„Der Bürgermeister fragt schon nach Waffen!“ – Rohstoffprojekt in den Philippinen

Tampakan könnte eigentlich ein ruhiges, kleines, nahezu verschlafenes Nest sein. Es liegt im Süden der Philippinen auf der Insel Mindanao, am Fuße des Mount Matutum, einem der 22 aktiven Vulkane der Philippinen. Die Kleinstadt ist nur wenige Kilometer von der Provinz-Hauptstadt Koronadal City entfernt. Doch in dem Grenzgebiet von vier Regionen liegen insgesamt 375.000 Tonnen Kupfer und 360.000 Unzen Gold unter der Erde. Dadurch besitzt der Ort eine der wertvollsten, unentschlossenen Rohstofflagerstätten der Welt. Seit den 1990ern haben mehrere ausländische Konzerne, darunter Western Mining Corporation, Indophil Resources (jeweils aus Australien), Xstrata und Glencore (jeweils aus der Schweiz) versucht, einen Abbau dieser Lagerstätten zu forcieren. Sie alle sind erbärmlich gescheitert, haben viele Millionen Euro verloren und mussten sich unverrichteter Dinge aus den jeweiligen Projekten zurückziehen. Zuletzt hat Glencore seine Beteiligung an dem Projekt im Sommer 2015 mit hohen Verlusten verkauft. Gescheitert sind sie am Widerstand der Indigenen Gemeinschaft der B’laan, der Zivilgesellschaft, der Kirchen, der lokalen Politik und den vielen Aktiven. So könnte eine Narrative des Erfolges aussehen.

Bischof Gutierrez und Dr. Beyani präsentieren Auswirkungen von Bergbau auf Indigene in Tampakan (Michael Reckordt Juli 2015)

Bischof Gutierrez und Dr. Beyani präsentieren Auswirkungen von Bergbau auf Indigene in Tampakan (Michael Reckordt Juli 2015)
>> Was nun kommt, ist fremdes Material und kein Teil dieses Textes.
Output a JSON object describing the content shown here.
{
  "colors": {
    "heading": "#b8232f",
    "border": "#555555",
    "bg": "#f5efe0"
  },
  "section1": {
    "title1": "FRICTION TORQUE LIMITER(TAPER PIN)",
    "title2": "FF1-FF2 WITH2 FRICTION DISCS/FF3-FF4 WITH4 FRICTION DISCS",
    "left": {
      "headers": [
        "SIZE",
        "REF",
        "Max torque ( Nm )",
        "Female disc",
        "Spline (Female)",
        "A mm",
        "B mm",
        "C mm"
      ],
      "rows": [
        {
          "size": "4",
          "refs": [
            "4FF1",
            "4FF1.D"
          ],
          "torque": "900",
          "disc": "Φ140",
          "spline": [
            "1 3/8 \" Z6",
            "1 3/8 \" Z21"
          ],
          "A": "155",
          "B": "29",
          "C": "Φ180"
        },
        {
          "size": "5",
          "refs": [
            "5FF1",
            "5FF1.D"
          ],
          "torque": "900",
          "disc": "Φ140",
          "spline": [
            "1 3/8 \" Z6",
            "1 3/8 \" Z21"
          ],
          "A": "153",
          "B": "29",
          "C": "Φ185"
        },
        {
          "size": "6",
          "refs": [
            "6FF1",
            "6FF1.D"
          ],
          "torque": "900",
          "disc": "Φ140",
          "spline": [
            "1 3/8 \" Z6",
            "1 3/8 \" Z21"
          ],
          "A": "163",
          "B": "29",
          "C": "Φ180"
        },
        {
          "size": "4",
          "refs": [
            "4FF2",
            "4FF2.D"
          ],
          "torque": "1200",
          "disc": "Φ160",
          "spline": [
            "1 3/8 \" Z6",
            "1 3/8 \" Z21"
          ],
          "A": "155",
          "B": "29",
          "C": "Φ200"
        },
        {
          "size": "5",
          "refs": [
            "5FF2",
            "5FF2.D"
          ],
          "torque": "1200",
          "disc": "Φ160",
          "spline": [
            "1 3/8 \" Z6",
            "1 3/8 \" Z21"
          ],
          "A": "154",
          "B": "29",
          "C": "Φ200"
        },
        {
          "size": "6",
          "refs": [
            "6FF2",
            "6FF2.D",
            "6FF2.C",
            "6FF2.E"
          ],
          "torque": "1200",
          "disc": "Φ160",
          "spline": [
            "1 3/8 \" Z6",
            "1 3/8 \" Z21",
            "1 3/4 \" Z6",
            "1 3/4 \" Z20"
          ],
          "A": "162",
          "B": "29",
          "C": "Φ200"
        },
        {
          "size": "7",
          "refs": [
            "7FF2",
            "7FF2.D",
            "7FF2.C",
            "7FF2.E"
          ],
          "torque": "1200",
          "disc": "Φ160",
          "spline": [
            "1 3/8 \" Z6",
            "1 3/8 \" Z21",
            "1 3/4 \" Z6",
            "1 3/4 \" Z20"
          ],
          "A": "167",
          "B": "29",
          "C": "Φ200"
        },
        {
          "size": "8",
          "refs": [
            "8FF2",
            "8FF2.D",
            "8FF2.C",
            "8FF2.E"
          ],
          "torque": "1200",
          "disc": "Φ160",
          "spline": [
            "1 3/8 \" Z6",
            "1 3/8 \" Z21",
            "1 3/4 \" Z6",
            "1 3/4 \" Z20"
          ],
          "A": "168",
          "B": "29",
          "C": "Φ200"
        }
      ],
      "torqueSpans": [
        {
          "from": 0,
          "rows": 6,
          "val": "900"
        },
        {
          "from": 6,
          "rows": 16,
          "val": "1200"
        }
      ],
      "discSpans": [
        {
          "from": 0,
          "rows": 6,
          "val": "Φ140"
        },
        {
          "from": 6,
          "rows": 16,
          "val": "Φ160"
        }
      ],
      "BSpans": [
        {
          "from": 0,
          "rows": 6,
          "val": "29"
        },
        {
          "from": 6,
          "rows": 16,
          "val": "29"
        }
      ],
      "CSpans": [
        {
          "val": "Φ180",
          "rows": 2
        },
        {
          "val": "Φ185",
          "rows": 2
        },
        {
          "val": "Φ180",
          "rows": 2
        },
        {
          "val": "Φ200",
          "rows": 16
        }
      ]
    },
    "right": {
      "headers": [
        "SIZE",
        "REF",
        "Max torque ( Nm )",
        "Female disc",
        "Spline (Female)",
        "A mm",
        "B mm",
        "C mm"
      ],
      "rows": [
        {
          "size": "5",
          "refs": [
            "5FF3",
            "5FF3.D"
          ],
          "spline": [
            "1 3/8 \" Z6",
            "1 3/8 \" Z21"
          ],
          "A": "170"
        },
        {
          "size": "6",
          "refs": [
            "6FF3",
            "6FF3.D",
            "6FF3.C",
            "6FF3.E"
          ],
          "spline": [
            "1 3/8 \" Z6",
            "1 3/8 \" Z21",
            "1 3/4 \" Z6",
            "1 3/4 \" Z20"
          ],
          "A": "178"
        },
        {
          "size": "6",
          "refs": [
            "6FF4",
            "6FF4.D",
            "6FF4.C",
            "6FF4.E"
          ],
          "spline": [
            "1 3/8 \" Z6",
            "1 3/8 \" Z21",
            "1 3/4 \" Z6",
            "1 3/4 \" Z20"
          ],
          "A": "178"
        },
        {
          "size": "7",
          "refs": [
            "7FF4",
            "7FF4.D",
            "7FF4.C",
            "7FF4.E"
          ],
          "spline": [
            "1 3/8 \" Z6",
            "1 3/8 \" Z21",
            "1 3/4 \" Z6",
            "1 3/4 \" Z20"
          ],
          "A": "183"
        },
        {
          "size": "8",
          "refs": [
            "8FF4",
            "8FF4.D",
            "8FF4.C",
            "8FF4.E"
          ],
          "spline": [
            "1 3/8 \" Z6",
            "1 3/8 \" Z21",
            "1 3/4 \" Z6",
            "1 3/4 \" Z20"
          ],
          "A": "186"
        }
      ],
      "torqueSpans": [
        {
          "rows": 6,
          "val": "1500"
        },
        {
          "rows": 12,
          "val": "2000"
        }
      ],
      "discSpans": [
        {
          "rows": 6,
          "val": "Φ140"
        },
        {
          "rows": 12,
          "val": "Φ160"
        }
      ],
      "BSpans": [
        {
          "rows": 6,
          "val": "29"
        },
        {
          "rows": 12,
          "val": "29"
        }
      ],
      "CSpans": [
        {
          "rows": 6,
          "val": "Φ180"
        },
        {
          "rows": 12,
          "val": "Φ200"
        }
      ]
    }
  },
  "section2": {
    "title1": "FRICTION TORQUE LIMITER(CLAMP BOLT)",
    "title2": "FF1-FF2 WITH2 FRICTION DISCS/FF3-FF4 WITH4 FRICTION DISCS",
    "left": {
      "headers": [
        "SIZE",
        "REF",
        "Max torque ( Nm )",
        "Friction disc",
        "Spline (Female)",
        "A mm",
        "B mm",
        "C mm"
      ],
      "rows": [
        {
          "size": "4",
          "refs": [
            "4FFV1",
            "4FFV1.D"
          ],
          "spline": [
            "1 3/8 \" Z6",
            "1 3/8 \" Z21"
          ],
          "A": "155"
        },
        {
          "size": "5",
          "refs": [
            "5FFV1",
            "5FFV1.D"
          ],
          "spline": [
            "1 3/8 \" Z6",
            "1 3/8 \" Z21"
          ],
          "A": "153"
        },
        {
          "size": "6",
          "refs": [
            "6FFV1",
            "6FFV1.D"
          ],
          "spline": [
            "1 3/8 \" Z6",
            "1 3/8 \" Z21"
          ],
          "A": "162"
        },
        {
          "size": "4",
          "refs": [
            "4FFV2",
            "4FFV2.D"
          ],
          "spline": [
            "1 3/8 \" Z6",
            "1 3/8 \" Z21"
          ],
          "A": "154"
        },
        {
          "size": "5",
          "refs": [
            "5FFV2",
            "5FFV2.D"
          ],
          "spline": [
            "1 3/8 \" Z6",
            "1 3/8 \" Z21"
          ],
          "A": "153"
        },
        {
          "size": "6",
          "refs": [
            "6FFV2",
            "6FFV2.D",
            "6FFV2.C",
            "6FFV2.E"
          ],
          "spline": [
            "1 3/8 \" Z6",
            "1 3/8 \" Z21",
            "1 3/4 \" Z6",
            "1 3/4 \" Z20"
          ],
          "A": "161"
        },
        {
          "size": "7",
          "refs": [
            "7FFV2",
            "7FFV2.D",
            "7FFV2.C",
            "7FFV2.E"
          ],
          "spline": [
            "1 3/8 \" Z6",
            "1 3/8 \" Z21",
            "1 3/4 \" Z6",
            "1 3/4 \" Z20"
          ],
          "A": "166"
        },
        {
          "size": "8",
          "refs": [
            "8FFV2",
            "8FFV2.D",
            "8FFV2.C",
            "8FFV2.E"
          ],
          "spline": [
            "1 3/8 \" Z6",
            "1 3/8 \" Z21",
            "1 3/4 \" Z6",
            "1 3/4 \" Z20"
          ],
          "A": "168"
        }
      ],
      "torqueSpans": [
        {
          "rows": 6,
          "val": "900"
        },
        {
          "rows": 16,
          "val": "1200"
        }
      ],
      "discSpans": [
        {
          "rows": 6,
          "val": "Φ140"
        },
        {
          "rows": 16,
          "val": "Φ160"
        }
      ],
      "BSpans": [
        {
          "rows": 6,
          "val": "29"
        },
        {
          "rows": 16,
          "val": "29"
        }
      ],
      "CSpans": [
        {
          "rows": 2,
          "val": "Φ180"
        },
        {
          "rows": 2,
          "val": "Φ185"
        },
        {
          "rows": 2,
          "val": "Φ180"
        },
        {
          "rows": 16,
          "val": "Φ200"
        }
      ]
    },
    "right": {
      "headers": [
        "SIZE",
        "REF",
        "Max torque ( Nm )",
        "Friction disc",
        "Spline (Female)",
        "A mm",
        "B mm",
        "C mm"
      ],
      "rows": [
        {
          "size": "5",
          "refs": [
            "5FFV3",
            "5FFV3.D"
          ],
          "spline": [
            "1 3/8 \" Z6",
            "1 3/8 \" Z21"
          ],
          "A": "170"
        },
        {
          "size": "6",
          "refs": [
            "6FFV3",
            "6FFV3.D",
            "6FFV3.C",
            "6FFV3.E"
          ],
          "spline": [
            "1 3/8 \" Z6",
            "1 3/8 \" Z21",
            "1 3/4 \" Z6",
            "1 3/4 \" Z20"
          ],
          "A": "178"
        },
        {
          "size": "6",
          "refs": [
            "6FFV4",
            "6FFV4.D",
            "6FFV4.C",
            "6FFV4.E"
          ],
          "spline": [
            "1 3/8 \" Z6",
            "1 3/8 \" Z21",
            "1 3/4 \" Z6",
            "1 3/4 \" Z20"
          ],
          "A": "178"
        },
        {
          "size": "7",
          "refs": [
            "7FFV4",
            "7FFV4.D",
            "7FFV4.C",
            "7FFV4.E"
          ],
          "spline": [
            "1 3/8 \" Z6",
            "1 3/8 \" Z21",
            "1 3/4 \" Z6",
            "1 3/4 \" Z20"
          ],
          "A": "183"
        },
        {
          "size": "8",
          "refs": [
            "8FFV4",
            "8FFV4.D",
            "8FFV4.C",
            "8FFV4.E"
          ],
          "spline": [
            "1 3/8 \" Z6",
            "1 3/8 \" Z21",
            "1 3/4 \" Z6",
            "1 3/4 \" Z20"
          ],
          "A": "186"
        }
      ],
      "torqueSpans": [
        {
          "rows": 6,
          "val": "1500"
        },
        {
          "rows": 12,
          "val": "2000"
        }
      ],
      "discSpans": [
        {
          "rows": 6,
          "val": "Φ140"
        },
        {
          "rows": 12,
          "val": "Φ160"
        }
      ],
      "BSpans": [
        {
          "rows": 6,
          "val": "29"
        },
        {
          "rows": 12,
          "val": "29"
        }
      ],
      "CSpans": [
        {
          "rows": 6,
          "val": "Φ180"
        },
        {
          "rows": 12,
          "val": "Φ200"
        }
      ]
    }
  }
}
Doch es gibt auch die Schattenseite, die andere Geschichte: Im Morgengrauen des 18. Oktober 2012 kam es laut Angaben der Armed Forces of the Philippines (AFP) zu einem Schusswechsel zwischen der AFP und Indigenen. Bei diesem Schusswechsel wurden Juvy Capion und ihre beiden minderjährigen Söhne Jon und Jordan von der Armee in dem vermeintlichen Gefecht getötet. Medien, Kirche und Zivilgesellschaft sagen, es gab nie ein Gefecht, da die vom Militär gesuchte Person längst nicht mehr in dem Dorf anwesend war. Aktivist/innen sprechen daher von einem Massaker an der Familie. Vertreter/innen der Diözese in Koronadal bestätigten bei einem Besuch Ende Juli 2015, dass bis heute keine ziviler Gerichtsprozess gegen die beteiligten Soldaten begonnen hat.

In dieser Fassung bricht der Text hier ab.